German academics told ‘not to cut ties’ with Russian counterparts

03 Mar 2022 | News

Formal joint projects are suspended. But that doesn’t mean academics can’t keep talking to Russians, or even doing private research, says the head of the German rectors’ conference

Peter-Andre Alt, president of the German Rectors’ Conference

German academics are being encouraged to keep in contact with their Russian counterparts, and can continue private research with them, even as Germany shuts down joint projects in response to the invasion of Ukraine.

Peter-Andre Alt, president of the German Rectors’ Conference, urged German researchers “not to cut ties,” saying, “Many Russian scientists are opposed to the Putin regime.”

Last week, Germany was the first European country to sever scientific ties with Russia in response to the assault on Ukraine, with the country’s research ministry stating that “cooperation in science and research” would be “halted immediately”.

Denmark has made similar commitments, and several other countries including Sweden and the Netherlands are still mulling over their position.

But German research leaders are now hashing out what this means in practice. Following a meeting of science organisations today, Alt stressed that “personal relationships are very important,” and that German academics should continue talking, exchanging information and explaining the scientific sanctions with their Russian colleagues. 

What will be shut down are official joint research projects funded by organisations including the German Research Foundation (DFG), universities themselves, and Germany’s vast non-university research sector, which includes the Max Planck Society and Helmholtz Association. 

In a statement, the DFG said that no data, samples, equipment or research material is to be exchanged under current projects. No joint events are to be held, and funding for the Russian part of the projects will be suspended, although money will continue to flow to German partners.

The DFG said that over the past three years, it had funded more than 300 German-Russian projects with €110 million in financing.

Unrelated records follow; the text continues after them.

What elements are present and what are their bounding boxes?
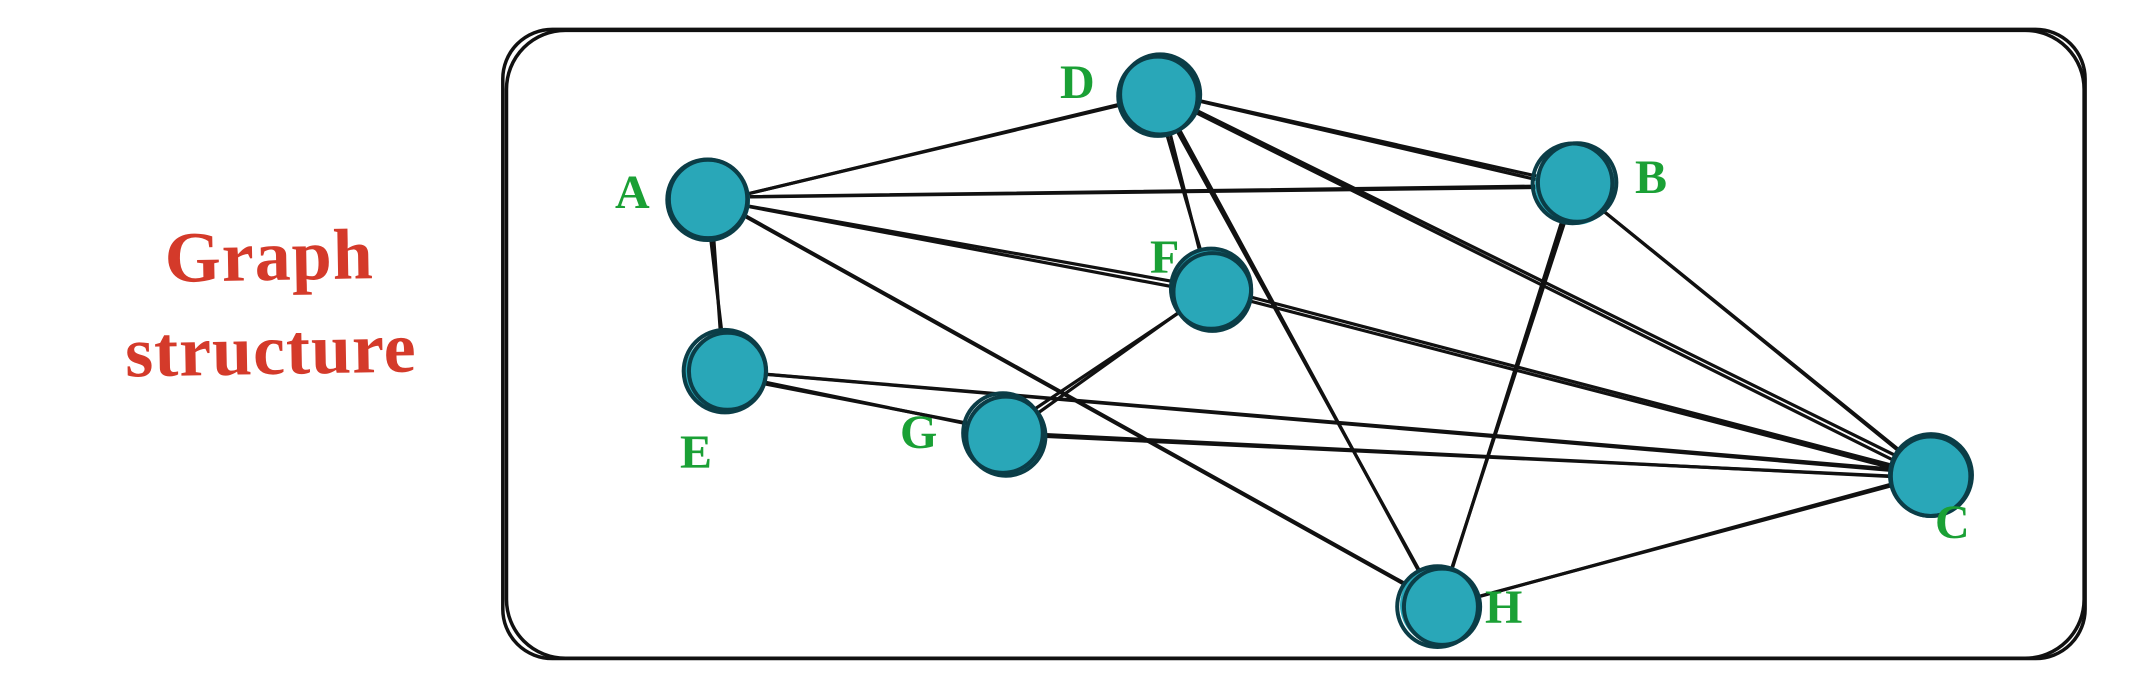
diagram-title: Graph structure <box>68 207 471 401</box>
edge-C-F <box>1212 287 1927 474</box>
edge-A-D <box>708 95 1159 204</box>
title-line-2: structure <box>124 307 417 392</box>
graph-svg <box>500 25 2090 665</box>
edge-E-C <box>724 371 1932 473</box>
diagram-stage: Graph structure ABCDEFGH <box>0 0 2145 694</box>
graph-panel: ABCDEFGH <box>500 25 2090 665</box>
edge-C-H <box>1438 476 1928 607</box>
edge-C-D <box>1156 93 1929 478</box>
edge-B-D <box>1157 91 1575 184</box>
title-line-1: Graph <box>164 214 374 298</box>
edge-A-B <box>713 187 1573 197</box>
edge-A-F <box>711 199 1209 287</box>
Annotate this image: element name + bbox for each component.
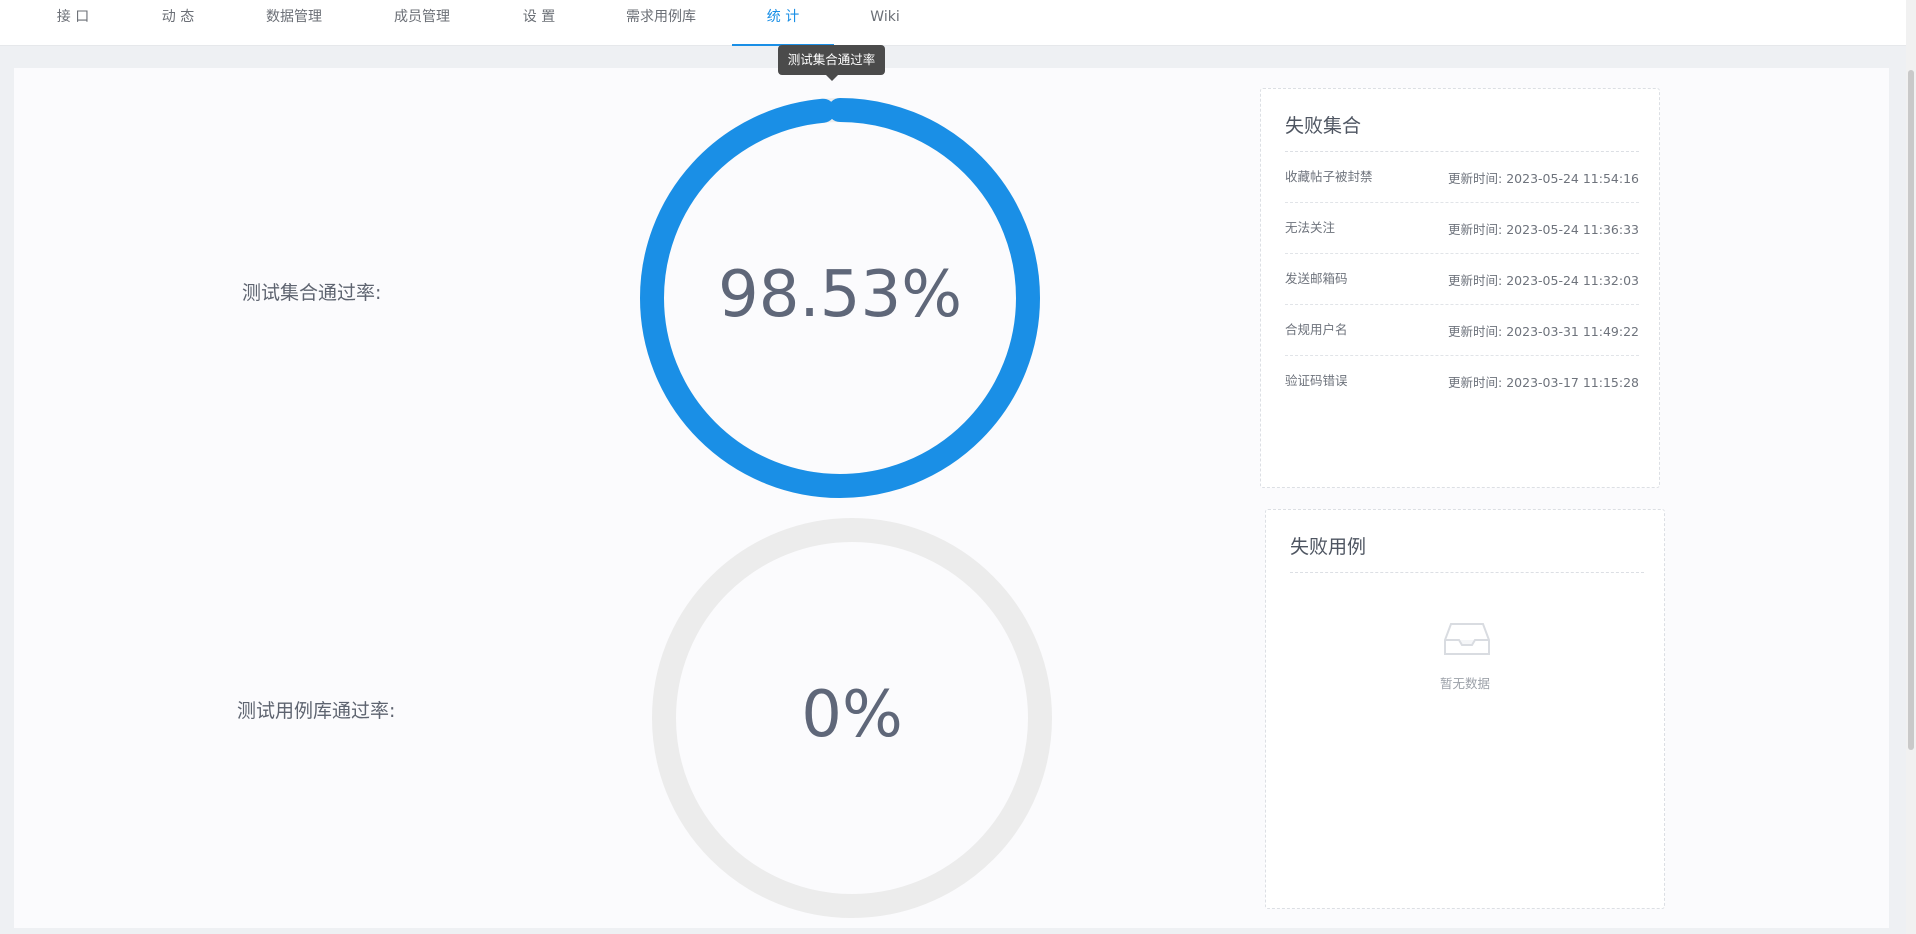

New proposals for joint DFG projects will not be considered, and the evaluation of submitted proposals is being suspended.

Yet private collaboration between academics on research that is not part of a broader funded project is still permissible, Alt stressed.

“Joint papers are possible, definitely,” he said. “We don’t want to practice censorship. Bridges are not to be burned.” Otherwise, he argued, the liberal values of western academia would be undermined.

German journals will still be able to publish work by Russian researchers.

Europe should not lose touch with the views of researchers in Russia, Alt believes. “It’s necessary to have an understanding of what Russian academics think about this.”

Supporting students

German universities are also getting ready to take in fleeing Ukrainian students on the scale of the influx seen in 2015-16 following the Syrian civil war. They are discussing giving refugee students and academics financial support and extending the visas of those already in Germany, said Alt. “We expect a relatively high number of refugees.”

As for Russian students in Germany, universities agreed they too need support, he said. “Many of them are critical of the Putin regime.”

Western financial sanctions, the meltdown of Russian banks and the rouble’s collapse, may mean many will be unable to support themselves in Germany, he said.

But bailing them out was likely to be politically difficult. “Can we support them with taxpayer money? It might be misunderstood,” Alt said. But there are no plans to expel Russian students, despite disinformation emanating from Russia that is the case.

A more “complex question” is the future of Russian PhD students and postdoctoral researchers in Germany as part of exchanges with Russian universities. “We have many joint programmes,” said Alt. One concern is Russian access to “critical data” in German universities.

However, said Alt said in his opinion Russian students should continue research they are doing in Germany. This is the “general consensus” among German research institutions, he said.

One longer term question for European academia is under what conditions it would start to dismantle its scientific sanctions against Russia. This is “not clear” at the moment, said Alt, and would be decided in tandem with the federal government.

“We want to be the first who work to bridge both parties. Freezing relationships does not mean destroying them,” he said. “We want to rebuild the bridges, so we won’t explode them.”